Pro Tip: Make a short video on Loom, specifically telling the client who’re you, how you will solve his problem and share it in the proposal.
#5. Explain your Plan Of Action
A great way to establish trust in your proposal isn’t just telling the client you can do the work.Rather tell your clients in detail how you plan to get the job done.
Consider Freelance writing as an example, you should write how you would go about researching the topic, how you come up with subheaders, and how you get premium sources.
If you’re designing a landing page, talk about how you’d do the research for the text and conversion process.
Your understanding of the project is a way of building trust too.
I’ve hired a fair number of freelancers on Upwork.
The quickest hires are the ones that share a portfolio sample that’s specifically relevant to the type of work I need.
Or you can say, if I’m hiring writers for this blog, I want to see previous articles of yours about financial writing, not some random blog on a different topic.
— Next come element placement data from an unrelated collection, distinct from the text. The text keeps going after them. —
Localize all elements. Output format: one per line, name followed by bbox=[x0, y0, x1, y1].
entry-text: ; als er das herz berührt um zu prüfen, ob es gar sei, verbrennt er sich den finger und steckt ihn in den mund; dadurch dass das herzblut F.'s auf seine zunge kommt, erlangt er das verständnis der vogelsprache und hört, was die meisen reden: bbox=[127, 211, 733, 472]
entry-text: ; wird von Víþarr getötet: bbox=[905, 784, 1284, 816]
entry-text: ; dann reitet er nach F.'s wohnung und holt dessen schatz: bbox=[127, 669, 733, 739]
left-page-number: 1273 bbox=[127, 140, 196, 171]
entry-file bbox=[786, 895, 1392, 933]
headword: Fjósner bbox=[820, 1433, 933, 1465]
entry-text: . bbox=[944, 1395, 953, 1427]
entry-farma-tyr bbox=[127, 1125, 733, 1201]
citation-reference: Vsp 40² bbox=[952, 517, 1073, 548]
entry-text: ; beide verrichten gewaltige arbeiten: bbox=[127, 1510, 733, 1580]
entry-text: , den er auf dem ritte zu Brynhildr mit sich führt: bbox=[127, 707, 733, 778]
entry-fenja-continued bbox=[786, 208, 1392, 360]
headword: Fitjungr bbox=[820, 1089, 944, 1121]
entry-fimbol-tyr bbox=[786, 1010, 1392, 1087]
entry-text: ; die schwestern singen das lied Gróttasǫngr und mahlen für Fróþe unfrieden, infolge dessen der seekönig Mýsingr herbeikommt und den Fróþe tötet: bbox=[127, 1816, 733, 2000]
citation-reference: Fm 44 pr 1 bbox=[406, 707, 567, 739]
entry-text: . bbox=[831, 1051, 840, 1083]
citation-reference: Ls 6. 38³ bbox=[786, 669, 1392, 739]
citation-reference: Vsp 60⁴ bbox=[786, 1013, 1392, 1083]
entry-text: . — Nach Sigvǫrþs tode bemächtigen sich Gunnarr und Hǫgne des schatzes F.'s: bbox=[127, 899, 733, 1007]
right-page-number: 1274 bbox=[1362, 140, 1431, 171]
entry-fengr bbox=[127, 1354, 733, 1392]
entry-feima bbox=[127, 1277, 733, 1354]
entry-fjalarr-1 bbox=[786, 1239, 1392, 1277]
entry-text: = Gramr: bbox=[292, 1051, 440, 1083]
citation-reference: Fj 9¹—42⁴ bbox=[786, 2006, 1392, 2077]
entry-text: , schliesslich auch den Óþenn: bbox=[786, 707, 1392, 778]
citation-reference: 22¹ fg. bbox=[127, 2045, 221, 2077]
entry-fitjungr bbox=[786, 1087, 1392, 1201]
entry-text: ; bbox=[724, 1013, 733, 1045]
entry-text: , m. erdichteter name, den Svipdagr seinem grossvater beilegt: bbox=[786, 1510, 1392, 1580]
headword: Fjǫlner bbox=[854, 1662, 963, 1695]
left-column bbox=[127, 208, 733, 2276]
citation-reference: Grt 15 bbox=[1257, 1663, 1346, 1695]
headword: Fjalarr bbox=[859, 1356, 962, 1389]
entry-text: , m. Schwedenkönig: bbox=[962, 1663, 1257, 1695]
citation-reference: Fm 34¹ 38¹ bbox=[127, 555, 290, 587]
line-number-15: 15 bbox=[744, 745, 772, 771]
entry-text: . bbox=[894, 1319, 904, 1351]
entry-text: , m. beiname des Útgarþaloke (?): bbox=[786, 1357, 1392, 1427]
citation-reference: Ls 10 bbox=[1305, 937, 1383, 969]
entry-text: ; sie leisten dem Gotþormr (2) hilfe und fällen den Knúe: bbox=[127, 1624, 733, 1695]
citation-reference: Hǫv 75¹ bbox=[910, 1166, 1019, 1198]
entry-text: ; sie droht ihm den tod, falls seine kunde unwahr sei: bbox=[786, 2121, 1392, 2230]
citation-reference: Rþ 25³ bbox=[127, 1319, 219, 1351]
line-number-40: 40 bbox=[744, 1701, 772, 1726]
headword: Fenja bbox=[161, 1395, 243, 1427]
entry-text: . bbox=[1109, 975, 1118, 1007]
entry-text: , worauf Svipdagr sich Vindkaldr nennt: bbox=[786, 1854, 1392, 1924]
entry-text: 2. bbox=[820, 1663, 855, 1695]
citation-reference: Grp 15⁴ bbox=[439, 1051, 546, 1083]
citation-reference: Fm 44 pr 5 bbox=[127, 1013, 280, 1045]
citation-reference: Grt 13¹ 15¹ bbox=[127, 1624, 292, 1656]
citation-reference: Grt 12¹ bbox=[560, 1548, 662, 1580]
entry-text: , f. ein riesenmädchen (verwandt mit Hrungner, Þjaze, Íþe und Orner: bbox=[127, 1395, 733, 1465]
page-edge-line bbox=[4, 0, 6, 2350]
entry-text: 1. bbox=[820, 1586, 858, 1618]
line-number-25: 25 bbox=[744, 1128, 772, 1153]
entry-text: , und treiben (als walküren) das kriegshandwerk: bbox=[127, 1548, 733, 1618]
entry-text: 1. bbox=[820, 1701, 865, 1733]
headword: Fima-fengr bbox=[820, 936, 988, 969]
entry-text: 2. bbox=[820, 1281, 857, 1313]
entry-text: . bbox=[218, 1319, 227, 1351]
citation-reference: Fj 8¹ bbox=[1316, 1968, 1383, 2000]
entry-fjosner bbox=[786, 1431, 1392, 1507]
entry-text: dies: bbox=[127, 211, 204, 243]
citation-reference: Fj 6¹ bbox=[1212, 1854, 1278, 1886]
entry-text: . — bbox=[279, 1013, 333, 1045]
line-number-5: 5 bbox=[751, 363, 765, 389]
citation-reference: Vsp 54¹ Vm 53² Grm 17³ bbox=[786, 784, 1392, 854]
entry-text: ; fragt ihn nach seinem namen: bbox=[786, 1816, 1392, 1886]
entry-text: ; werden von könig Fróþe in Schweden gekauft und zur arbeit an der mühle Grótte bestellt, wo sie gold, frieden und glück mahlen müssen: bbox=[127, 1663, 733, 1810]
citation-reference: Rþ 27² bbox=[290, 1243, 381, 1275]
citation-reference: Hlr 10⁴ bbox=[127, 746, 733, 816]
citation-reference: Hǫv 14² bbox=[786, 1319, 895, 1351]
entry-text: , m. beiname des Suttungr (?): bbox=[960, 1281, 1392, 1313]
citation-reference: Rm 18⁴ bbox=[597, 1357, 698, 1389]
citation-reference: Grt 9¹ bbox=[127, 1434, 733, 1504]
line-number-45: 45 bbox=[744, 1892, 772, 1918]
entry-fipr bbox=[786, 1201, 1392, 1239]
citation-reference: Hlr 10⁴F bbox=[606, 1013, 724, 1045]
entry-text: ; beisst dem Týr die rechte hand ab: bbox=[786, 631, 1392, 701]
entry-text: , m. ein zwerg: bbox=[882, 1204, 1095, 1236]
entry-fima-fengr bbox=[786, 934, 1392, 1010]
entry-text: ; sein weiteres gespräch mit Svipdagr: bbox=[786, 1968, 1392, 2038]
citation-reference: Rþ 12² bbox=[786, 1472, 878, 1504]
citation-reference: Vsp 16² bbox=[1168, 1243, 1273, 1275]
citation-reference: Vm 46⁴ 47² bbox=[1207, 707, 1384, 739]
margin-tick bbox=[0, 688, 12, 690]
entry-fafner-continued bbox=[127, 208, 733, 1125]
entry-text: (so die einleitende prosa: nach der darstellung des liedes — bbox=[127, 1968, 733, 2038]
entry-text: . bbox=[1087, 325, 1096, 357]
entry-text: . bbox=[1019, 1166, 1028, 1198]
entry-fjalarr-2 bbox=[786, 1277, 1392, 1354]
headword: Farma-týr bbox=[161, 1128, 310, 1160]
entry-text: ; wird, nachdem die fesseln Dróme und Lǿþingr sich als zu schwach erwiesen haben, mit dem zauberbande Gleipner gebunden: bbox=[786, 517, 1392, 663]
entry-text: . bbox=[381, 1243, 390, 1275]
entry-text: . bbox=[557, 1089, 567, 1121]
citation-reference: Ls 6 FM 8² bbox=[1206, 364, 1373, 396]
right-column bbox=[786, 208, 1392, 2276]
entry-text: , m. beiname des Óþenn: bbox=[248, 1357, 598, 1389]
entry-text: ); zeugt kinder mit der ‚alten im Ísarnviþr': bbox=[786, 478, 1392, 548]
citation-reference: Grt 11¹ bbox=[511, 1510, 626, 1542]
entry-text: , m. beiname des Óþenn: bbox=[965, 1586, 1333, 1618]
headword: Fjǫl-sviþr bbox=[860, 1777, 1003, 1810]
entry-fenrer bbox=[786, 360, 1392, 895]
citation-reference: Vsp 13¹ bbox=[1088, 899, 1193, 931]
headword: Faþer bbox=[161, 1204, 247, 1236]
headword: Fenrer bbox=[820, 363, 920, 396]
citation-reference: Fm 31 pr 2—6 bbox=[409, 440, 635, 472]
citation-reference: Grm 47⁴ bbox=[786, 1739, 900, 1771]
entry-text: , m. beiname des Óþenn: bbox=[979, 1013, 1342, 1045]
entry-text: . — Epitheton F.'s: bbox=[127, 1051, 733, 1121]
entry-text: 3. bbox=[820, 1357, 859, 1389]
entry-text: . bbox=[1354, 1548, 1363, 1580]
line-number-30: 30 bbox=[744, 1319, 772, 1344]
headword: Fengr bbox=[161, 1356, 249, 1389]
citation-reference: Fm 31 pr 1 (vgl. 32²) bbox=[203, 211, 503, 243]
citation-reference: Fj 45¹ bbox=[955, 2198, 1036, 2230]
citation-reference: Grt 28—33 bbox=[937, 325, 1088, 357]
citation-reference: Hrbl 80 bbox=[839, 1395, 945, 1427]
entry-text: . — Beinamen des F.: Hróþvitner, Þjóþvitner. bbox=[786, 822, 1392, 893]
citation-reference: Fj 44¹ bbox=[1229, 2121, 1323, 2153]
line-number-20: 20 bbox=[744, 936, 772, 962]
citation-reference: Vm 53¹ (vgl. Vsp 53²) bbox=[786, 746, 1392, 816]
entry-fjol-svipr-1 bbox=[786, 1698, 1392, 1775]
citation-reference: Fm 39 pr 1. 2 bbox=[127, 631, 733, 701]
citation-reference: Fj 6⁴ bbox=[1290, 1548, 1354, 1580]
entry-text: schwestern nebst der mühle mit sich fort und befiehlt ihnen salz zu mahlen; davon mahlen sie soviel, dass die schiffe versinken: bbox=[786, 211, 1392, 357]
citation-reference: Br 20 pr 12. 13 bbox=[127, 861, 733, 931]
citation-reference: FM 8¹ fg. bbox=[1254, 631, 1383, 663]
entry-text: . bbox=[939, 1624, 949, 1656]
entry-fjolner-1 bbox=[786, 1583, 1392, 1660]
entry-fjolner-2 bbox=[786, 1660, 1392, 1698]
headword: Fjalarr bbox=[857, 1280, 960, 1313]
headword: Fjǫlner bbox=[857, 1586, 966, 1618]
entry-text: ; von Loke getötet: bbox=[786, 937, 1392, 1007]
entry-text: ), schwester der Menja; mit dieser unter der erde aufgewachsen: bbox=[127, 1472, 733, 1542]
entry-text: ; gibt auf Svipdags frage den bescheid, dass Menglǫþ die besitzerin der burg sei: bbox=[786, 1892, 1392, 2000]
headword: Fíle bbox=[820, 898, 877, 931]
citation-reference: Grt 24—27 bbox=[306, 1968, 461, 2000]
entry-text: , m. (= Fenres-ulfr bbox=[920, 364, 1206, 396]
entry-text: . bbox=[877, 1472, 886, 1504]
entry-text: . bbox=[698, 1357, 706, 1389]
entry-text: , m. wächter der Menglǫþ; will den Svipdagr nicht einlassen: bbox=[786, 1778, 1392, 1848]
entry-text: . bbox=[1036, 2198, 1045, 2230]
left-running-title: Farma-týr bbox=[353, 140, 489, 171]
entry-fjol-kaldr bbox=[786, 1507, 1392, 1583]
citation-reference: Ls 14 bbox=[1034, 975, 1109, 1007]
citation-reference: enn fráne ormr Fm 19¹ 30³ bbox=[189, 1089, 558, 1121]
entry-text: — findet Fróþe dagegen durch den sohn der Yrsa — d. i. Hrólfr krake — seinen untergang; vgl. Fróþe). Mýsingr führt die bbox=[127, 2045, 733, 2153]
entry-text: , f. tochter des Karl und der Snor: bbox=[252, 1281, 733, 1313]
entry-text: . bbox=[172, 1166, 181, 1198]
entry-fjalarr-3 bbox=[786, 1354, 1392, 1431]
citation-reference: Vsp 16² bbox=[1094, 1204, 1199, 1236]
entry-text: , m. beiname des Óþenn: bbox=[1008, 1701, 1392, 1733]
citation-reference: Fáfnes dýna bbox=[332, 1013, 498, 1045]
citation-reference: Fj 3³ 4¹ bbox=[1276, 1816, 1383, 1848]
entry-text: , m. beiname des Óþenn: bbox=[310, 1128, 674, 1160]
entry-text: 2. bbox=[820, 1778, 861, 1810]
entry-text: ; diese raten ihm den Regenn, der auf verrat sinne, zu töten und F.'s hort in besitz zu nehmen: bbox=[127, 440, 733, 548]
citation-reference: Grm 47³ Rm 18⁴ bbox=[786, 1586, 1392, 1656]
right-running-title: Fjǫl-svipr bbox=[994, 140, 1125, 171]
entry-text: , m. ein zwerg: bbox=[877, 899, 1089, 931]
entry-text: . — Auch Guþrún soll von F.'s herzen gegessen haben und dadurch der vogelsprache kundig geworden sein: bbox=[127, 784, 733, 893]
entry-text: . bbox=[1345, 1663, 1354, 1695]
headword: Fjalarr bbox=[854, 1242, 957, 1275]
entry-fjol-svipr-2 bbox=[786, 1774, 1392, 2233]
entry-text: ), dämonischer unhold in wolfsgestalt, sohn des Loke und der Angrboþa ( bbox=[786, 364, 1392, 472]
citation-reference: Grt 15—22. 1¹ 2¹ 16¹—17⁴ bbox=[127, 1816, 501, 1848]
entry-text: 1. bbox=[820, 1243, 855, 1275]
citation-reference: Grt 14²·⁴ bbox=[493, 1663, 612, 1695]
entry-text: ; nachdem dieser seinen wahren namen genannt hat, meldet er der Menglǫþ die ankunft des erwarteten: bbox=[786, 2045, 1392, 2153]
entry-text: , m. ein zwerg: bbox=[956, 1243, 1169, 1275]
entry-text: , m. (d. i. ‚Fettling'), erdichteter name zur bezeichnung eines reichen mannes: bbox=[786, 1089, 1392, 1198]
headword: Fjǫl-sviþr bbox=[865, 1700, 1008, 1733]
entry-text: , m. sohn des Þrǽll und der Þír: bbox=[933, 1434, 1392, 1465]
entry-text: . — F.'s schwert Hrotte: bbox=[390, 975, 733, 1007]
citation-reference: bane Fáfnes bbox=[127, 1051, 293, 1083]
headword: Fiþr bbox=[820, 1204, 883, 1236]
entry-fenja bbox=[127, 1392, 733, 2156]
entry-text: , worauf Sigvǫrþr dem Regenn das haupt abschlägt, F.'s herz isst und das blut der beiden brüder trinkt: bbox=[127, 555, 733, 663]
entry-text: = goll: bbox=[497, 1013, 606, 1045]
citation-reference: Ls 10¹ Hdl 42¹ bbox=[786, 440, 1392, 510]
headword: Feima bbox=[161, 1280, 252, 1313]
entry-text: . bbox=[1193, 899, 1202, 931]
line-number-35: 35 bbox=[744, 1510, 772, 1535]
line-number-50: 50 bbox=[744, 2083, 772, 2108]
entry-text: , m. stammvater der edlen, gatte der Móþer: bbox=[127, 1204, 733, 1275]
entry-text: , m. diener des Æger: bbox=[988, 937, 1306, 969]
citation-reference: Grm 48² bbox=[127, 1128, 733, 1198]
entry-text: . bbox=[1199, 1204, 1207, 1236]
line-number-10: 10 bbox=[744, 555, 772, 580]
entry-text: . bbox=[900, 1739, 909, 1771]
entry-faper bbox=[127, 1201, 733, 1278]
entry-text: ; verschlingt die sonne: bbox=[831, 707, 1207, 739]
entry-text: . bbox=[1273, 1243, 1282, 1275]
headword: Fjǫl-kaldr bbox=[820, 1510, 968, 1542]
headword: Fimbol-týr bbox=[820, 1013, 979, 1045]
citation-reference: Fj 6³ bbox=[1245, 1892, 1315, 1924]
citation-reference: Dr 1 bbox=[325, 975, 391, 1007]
In short send your client, the most relevant work sample or two at most.
For example if you’re a graphics designer, here’s what I suggest: design some landing pages for your portfolio and share the most relevant one to the client and ask the client as an ice breaker, is this the type of landing page you’re looking for?
This helps the client verify that you actually have worked on some projects before or the company name you mentioned earlier.
As another example, if you’re a freelance writer, write some sample pieces of articles that you can share with clients.
#7. Satisfy Your Client At All Costs
It’s really difficult to overcome negative feedback early in your Upwork freelancing career. You’d need to struggle much more if your first feedback is less than 5 stars.
Make sure to input as much extra as you can to make the client, yet at the lowest price. Consider this as an investment, as this would bring in more clients for you.
If an Upwork client asks for revisions in the work just do it: the cost of getting a negative review will be much more than the cost of the effort put in revision.
For instance, if you get a project to design a landing page, offer your client extra options to choose from, even if you get paid only for one.
In case you’re a freelance writer, attach a SEO report along with as well, highlighting how much you’ve optimized the article for SEO.
Offer something extra that shows you delivered a little above and beyond.